Near to the ferry is Horseshoe Bay. It was here on the 8th of July 1249 that King Alexander II died. He was in position to mobilise his army in a massive land and sea initiative that he hoped would lead to the defeat of King Hakon, and the reclamation of the Western Isles from Norway. However before the battle commenced Alexander fell ill and died at Horseshoe Bay. The army was dispersed, and King Hakon remained in control of the Western Isles. However Alexander III did eventually succeed where his father had failed by defeating the Vikings at the Battle of Largs in 1263.
At the southern tip of Kerrera is Gylen Castle, which was built by the MacDougall’s in 1587. It had a fairly non-descript existence until it was besieged by Covenanters under the leadership of General Leslie in 1647 – but it is what the castle held within its walls that is of greatest interest. The Brooch of Lorne, which is said to be one of the most important items in Scottish history, is an esteemed MacDougall war trophy, which had been ripped from the breast of Robert the Bruce during the battle of Dalrigh in 1306. The brooch was then kept at Gylen Castle for safe keeping but ended up in the hands of the Campbells after General Leslie’s assault, and did not re-emerge until the 1820’s when General Duncan Campbell of Lochnell returned the brooch to the MacDougall clan.
At the north end of Kerrera stands the magnificent monument to David Hutcheson. He, along with his brother Alexander, ran a ferry service in the Inner and Outer Hebrides with another partner David MacBrayne. The company was eventually named Caledonian MacBrayne and today the ferries, instantly recogniseable by their red funnels, provide a vital link between Scotland’s west coast islands and the mainland.
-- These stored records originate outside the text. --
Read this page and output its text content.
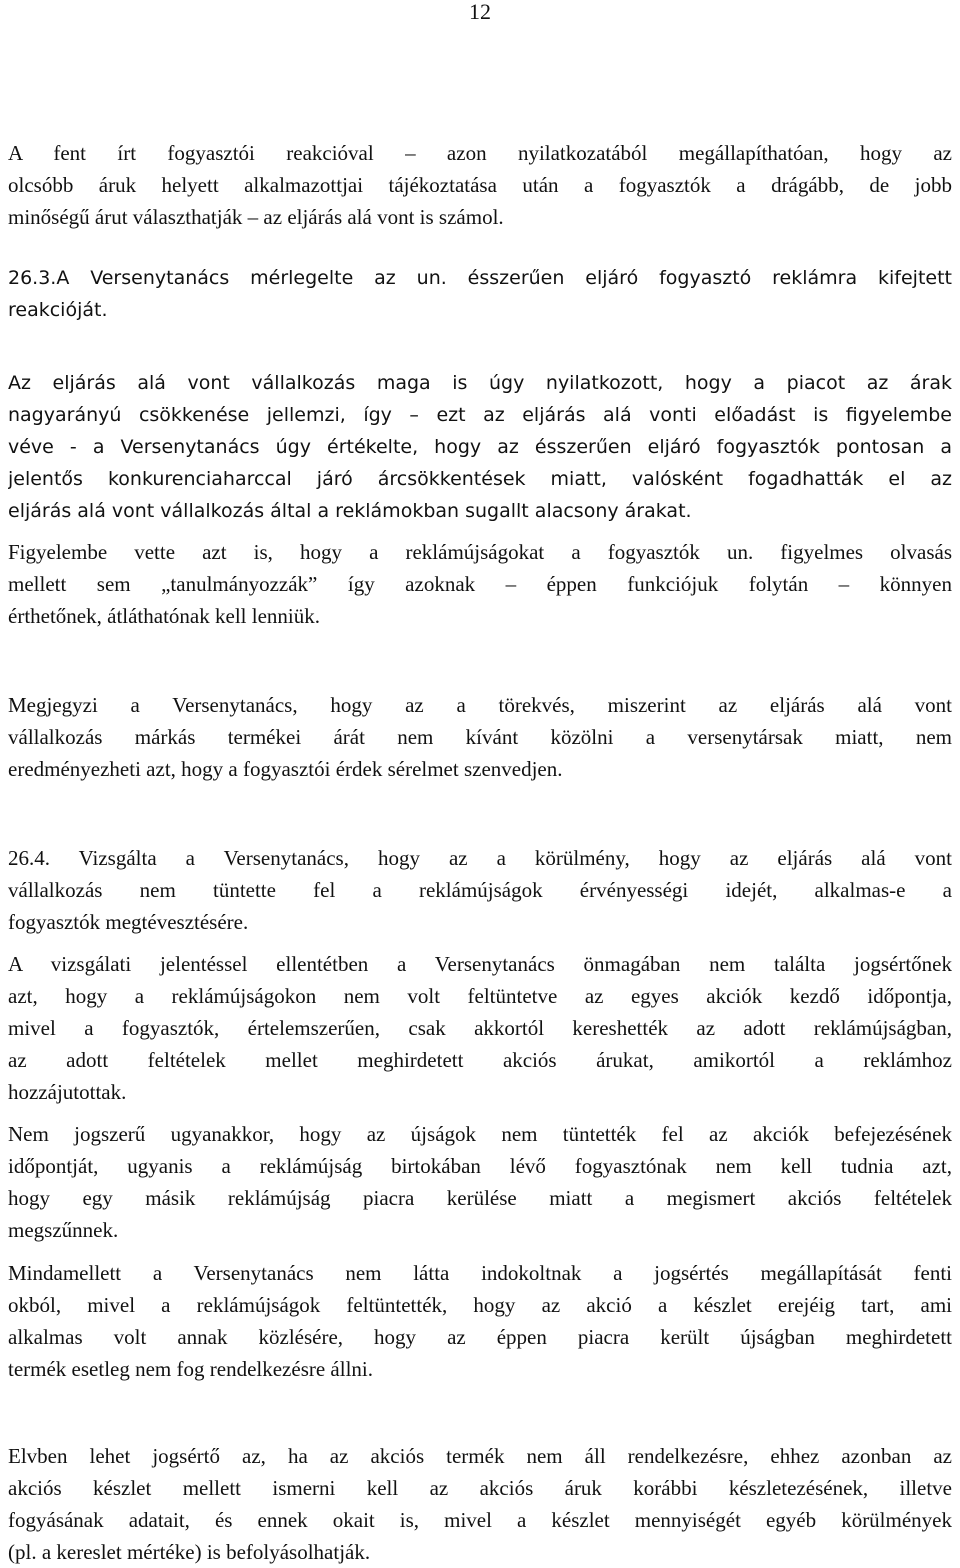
12
A fent írt fogyasztói reakcióval – azon nyilatkozatából megállapíthatóan, hogy az
olcsóbb áruk helyett alkalmazottjai tájékoztatása után a fogyasztók a drágább, de jobb
minőségű árut választhatják – az eljárás alá vont is számol.
26.3.A Versenytanács mérlegelte az un. ésszerűen eljáró fogyasztó reklámra kifejtett
reakcióját.
Az eljárás alá vont vállalkozás maga is úgy nyilatkozott, hogy a piacot az árak
nagyarányú csökkenése jellemzi, így – ezt az eljárás alá vonti előadást is figyelembe
véve - a Versenytanács úgy értékelte, hogy az ésszerűen eljáró fogyasztók pontosan a
jelentős konkurenciaharccal járó árcsökkentések miatt, valósként fogadhatták el az
eljárás alá vont vállalkozás által a reklámokban sugallt alacsony árakat.
Figyelembe vette azt is, hogy a reklámújságokat a fogyasztók un. figyelmes olvasás
mellett sem „tanulmányozzák” így azoknak – éppen funkciójuk folytán – könnyen
érthetőnek, átláthatónak kell lenniük.
Megjegyzi a Versenytanács, hogy az a törekvés, miszerint az eljárás alá vont
vállalkozás márkás termékei árát nem kívánt közölni a versenytársak miatt, nem
eredményezheti azt, hogy a fogyasztói érdek sérelmet szenvedjen.
26.4. Vizsgálta a Versenytanács, hogy az a körülmény, hogy az eljárás alá vont
vállalkozás nem tüntette fel a reklámújságok érvényességi idejét, alkalmas-e a
fogyasztók megtévesztésére.
A vizsgálati jelentéssel ellentétben a Versenytanács önmagában nem találta jogsértőnek
azt, hogy a reklámújságokon nem volt feltüntetve az egyes akciók kezdő időpontja,
mivel a fogyasztók, értelemszerűen, csak akkortól kereshették az adott reklámújságban,
az adott feltételek mellet meghirdetett akciós árukat, amikortól a reklámhoz
hozzájutottak.
Nem jogszerű ugyanakkor, hogy az újságok nem tüntették fel az akciók befejezésének
időpontját, ugyanis a reklámújság birtokában lévő fogyasztónak nem kell tudnia azt,
hogy egy másik reklámújság piacra kerülése miatt a megismert akciós feltételek
megszűnnek.
Mindamellett a Versenytanács nem látta indokoltnak a jogsértés megállapítását fenti
okból, mivel a reklámújságok feltüntették, hogy az akció a készlet erejéig tart, ami
alkalmas volt annak közlésére, hogy az éppen piacra került újságban meghirdetett
termék esetleg nem fog rendelkezésre állni.
Elvben lehet jogsértő az, ha az akciós termék nem áll rendelkezésre, ehhez azonban az
akciós készlet mellett ismerni kell az akciós áruk korábbi készletezésének, illetve
fogyásának adatait, és ennek okait is, mivel a készlet mennyiségét egyéb körülmények
(pl. a kereslet mértéke) is befolyásolhatják.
During the 18th and 19th centuries (whether by accident or design) Kerrera became a major drove route, and this may explain the population reaching 100 in 1861. The island’s positioning between Mull and the mainland was perfect for cattle to land from Mull, Coll and Tiree. Sometimes as many as 2000 cattle travelled from these islands and landed on Kerrera at Barr nam Boc Bay. From here many of the cattle swam to the mainland, with the bay immediately to the south of Rhu Cruidh becoming known as Ardantrive, Point of the Swimming. They would then make their way to the major trysts at Falkirk, and Crieff via the Pass of Brander.
Kerrera’s highest point is Carn Breaugach and here you have a magnificent view across the Sound of Kerrera to Oban and beyond to the muscular flanks of Ben Cruachan.